ここでは、癌との関連の話は別の機会にするとして、虚血性心疾患との関連について、話を進めていきたいと思います。

さて、僕たちの体中に酸素や栄養素を運んでくれているものは血液です。その血液が流れる管は血管です。今まで、その血管は単なるパイプの機能しかないと思われていたのですが、血管の内側の壁に当たる「血管内皮」という部分が、大変重要な機能を果たしていることがわかってきました。

血管にかかる圧力を血圧というわけですが、血圧が高くなったり低くなったりする変動をとらえて、血管を弛緩させたり、収縮させたりして血圧を調節する機能があったり、また、長い間負荷がかかる血管を守ろうとして、様々な増殖を促す因子を出して、血管を厚くさせたり、逆にそれを阻害する因子を出したりしています。

言い換えれば、絶えず安定して血液を送る微調節を血管内皮が行っているということがいえます。

しかし、その血管内皮は非常に薄い構造をしていて、絶えず傷がついてしまっています。長い間、高血圧が続いたりするとそれだけで、傷だらけになってしまいます。また、糖尿病になると、血管内皮が傷つきやすいということも知られています。そうするとうまく、その微調節機能が働かなくなります。

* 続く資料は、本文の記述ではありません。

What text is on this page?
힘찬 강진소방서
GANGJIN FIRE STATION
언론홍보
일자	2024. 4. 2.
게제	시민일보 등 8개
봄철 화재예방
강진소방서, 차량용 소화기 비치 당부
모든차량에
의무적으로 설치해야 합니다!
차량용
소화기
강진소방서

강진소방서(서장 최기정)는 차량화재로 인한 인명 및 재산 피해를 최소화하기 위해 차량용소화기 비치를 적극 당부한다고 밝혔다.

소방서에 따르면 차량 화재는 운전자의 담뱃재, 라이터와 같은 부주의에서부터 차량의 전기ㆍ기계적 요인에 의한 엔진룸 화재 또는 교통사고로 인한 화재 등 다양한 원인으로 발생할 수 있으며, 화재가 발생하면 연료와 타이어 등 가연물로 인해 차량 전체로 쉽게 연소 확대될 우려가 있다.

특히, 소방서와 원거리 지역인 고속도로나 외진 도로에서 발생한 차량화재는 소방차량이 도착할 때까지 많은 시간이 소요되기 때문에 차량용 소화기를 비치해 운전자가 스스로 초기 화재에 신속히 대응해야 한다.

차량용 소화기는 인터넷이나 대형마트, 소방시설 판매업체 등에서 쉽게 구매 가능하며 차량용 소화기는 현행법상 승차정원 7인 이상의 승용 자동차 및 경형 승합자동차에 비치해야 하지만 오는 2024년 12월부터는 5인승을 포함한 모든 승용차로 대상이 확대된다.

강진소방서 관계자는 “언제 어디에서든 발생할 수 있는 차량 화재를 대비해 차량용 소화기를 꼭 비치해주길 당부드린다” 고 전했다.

さて、たばこを吸うと・・・この、高血圧や糖尿病と同じく、血管内皮に傷をつけることがわかっています。海外で行われた大規模な臨床試験においても、喫煙習慣がある人の方が心筋梗塞などの虚血性心疾患による死亡率が高かったということが示されています。

少しぐらいの傷であれば、内皮であっても自分自身で修復しようとする機能が備わってます。しかし、長年、高血圧や糖尿病、そして喫煙によって内皮が慢性的に傷つけられていると、その機能すら破綻してしまい、最初に申し上げた狭心症や心筋梗塞などの虚血性心疾患につながってしまうわけであります。

たばこは止めるにこしたことはありません。